Montag, 2. Januar 2012

Nachlese 2011; gelesene Bücher - Teil 1

Das Buch „Wellenschlag“ von Georges Simenon war eines meiner Weihnachtsgeschenke, denn ich habe mit viel Begeisterung mittlerweile 10 Simenons verschlungen. Dabei interessieren mich mehr die Non-Maigret-Romane, für die Simenon etwas weniger bekannt ist.

In einer einfachen, unkomplizierten Sprache beschreibt Simenon mit reichlich psychologischem Tiefsinn die Alltagswelt der kleinen Leute. So auch hier: „Wellenschlag“  ist mit seinen 163 Seiten als Bettlektüre an einigen Abenden flüssig zu lesen – oder wie bei mir während der Busfahrt.

Die Geschichte ist eine unglaubliche Tragödie. Jean ist Waisenkind und lebt bei seinen beiden Tanten auf dem Gut Wellenschlag in Marsilly in der Nähe von La Rochelle an der französischen Atlantikküste. Jean hat Marthe, seine Freundin, geschwängert. Eigenmächtig veranlassen seine beiden Tanten, dass Marthe abtreibt, ohne dass Jean bzw. ihr Vater davon etwas wissen. Nach der Abtreibung kommt es zu Komplikationen, und eigentlich könnte nur eine Totaloperation helfen, die 10.000 Francs kostet und für die das Geld fehlt. Marthes Blutungen werden immer schlimmer, so dass sie schließlich stirbt. Zuvor hatte Jean Marthe geheiratet.

Der Roman spielt 1938 in einer Steinzeit der Telekommunikation, ohne größeres Telefonnetz, ohne Mobilkfunkkommunikation, ohne Internet oder e-Mail-Verkehr.

Was Marthes Tod betrifft, hätten auch aus heutiger Sicht Krankenkassen in einem solchen Fall die Kosten für eine Totaloperation nicht übernommen.

In dieser Steinzeit der Telekommunikation werden Informationen weitestgehend im Café de la Poste in Marsilly ausgetauscht. Dort finden sich Charaktertypen mit allen Haken und Ösen: Jeans Schwiegervater Sarlat, der Schulden hat; Justin, der wegen diverser Liebschaften als Bürgermeister nicht wiedergewählt worden ist; der Elsässer Kraut, der sich als Gelegenheitsarbeiter durchschlägt und außer Essen und Trinken keinerlei anderen Aktivitäten nachgeht; Jourin, der nach Belieben fremdgeht und dennoch verheiratet ist. Dazu kommen Metzger, Maurer, Hufschmied, Lehrer, also alles, was sich so im Dorf herumtreibt. Dementsprechend stark wird das Café frequentiert, wobei jede Menge gesoffen wird, Karten gespielt wird und endlos über Politik herum palavert wird.
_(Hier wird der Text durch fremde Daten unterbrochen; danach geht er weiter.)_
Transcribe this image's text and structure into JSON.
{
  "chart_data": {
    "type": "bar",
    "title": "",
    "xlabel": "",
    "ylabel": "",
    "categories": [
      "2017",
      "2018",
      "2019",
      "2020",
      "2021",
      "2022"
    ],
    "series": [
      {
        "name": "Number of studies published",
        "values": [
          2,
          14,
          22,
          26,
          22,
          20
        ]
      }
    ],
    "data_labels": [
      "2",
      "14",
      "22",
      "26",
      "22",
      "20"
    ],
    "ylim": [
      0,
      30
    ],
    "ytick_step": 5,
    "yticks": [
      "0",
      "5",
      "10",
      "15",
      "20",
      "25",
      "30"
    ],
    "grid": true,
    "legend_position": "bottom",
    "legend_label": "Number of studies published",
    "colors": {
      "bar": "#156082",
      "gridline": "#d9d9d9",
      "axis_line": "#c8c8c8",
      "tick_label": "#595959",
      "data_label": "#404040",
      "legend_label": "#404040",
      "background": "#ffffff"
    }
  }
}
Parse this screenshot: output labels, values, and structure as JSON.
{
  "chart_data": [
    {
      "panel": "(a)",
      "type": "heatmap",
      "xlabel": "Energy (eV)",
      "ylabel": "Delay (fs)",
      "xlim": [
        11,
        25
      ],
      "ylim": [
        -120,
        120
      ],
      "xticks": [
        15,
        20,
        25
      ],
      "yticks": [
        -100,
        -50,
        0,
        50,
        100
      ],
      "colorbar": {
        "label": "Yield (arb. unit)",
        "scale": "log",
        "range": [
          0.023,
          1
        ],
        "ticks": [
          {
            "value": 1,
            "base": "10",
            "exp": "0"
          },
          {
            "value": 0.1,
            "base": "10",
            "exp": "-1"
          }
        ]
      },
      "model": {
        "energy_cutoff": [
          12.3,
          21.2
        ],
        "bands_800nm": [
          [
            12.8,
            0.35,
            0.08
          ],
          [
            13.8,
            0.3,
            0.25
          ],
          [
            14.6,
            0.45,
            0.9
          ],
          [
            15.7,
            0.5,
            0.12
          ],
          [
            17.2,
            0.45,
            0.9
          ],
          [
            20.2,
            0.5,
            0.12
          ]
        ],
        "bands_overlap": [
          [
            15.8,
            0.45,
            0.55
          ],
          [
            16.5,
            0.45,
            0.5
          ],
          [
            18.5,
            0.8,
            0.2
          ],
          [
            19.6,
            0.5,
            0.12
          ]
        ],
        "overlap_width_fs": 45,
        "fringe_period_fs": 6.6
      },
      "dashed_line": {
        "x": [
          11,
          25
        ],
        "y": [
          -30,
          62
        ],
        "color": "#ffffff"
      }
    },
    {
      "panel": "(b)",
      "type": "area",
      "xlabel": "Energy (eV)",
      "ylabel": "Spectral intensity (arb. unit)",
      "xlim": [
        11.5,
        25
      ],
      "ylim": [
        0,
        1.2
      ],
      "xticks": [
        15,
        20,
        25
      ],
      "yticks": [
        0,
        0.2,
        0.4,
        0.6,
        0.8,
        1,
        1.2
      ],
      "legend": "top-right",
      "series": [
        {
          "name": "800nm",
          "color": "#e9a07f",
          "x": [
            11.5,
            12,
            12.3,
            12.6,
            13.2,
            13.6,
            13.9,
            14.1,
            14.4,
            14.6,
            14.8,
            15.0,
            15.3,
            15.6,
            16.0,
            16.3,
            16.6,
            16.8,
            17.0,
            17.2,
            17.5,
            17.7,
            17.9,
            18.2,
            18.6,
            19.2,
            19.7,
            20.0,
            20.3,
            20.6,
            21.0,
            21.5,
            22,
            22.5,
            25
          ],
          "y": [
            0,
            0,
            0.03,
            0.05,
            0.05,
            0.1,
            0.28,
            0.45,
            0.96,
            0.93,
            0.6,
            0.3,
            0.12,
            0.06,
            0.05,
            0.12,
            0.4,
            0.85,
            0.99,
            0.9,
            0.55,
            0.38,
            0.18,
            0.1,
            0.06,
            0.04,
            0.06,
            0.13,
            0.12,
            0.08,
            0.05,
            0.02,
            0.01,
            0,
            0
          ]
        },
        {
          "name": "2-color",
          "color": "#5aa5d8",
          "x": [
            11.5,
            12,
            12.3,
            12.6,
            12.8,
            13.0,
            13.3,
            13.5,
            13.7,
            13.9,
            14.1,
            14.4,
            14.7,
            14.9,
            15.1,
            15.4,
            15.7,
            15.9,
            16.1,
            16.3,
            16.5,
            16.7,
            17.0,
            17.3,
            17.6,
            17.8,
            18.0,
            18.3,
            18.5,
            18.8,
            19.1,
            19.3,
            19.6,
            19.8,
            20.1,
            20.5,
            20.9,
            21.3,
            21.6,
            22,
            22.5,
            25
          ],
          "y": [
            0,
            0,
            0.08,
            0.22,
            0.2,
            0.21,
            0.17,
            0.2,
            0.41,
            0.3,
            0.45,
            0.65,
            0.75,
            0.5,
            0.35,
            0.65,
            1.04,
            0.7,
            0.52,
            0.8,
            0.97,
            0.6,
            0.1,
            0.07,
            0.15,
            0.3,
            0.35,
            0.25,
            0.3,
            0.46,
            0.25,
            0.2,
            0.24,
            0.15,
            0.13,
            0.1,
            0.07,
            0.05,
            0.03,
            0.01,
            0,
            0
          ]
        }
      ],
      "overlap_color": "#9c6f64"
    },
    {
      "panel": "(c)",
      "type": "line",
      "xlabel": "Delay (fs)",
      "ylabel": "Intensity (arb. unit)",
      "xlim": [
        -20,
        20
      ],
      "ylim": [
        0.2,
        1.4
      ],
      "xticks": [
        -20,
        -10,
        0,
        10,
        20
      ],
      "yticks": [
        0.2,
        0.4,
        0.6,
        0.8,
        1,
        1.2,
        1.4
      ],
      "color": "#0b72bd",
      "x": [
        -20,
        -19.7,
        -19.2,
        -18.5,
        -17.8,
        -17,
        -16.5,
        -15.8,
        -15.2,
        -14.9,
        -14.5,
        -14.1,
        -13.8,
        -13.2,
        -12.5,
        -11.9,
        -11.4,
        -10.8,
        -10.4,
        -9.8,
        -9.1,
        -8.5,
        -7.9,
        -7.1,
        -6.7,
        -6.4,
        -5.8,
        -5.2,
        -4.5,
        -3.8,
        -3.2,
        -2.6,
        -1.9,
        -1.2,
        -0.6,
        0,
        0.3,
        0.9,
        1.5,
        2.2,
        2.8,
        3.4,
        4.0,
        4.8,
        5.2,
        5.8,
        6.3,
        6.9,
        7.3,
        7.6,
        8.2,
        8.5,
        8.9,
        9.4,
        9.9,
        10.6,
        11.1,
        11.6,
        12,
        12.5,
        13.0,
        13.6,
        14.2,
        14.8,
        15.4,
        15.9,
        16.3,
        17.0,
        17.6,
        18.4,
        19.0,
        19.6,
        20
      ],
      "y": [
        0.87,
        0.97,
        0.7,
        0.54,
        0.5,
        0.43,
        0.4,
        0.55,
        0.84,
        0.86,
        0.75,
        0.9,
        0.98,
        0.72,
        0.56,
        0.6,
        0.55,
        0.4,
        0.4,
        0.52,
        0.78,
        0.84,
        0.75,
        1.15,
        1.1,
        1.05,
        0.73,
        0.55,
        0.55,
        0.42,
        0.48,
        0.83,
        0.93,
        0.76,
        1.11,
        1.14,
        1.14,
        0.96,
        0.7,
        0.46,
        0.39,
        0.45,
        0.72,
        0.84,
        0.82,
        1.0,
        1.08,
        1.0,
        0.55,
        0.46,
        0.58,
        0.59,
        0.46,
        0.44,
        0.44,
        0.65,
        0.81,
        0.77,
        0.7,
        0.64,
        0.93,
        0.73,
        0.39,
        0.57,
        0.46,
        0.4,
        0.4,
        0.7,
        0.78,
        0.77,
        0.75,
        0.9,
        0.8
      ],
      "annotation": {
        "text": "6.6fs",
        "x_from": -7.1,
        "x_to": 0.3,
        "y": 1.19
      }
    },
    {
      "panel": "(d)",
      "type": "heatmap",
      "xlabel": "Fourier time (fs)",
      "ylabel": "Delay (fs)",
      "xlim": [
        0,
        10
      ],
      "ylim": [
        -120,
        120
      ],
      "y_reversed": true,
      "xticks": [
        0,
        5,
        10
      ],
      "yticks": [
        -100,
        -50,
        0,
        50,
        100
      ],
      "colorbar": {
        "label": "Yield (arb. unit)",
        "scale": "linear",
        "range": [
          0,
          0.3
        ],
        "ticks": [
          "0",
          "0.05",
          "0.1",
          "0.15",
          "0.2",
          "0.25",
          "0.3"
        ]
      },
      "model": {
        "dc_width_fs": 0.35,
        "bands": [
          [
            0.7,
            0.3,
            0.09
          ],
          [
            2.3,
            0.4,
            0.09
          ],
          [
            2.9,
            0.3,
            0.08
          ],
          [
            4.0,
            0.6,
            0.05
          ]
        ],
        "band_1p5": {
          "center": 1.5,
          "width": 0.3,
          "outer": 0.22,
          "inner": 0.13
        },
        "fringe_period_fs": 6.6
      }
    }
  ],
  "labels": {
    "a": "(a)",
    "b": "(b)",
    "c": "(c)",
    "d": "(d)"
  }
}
Das ist eine Welt, in die Jean nicht hineinfindet, weil er mit solchen derben Charaktertypen nicht umgehen kann. Anstatt dessen ist er in seinem Alltag gefangen, der auf Gut Wellenschlag stattfindet. Jeden Tag erntet er von morgens früh bis abends spät Austern, indem er bei einem niedrigen Gezeitenstand während der Ebbe die Austern mit Netzen aus dem Meer fischt. Umspült von Wassermassen, werden Karren durch Matsch und Schlick gezogen, was eine fürchterliche Knochenarbeit ist.

Seine beiden Tanten haben ein Netz um ihn gesponnen, dem er letztlich nicht entweichen kann. Ihr Immobilienbesitz ist groß, denn außer dem Gut Wellenschlag, welche 30 ha groß ist, besitzen sie noch zwei Mietshäuser. Sämtliche Gebäudeinfrastruktur und den Fuhrpark stellen sie zur Verfügung. Marthe lebt bei den beiden Tanten, die täglich die beiden bekochen und sich um Marthes schlechter werdende Gesundheit kümmern.

Sein Schwiegervater Sarlat öffnet ihm im Café de la Poste die Augen, indem er die beiden Tanten als „Drachen“ bezeichnet. Doch Jean kann damit nicht umgehen, er will Sarlat verprügeln und wird prompt aus dem Café geschmissen. Anstatt dessen arrangiert er sich mit seinen Tanten und lässt sie weiter gewähren.

Als seine Frau stirbt, trauert Jean nur für eine kurze Zeit. Er lebt bei seinen Tanten in seiner engstirnigen Welt weiter und fühlt sich fortan nicht als Witwer, sondern wird als Junggeselle alt.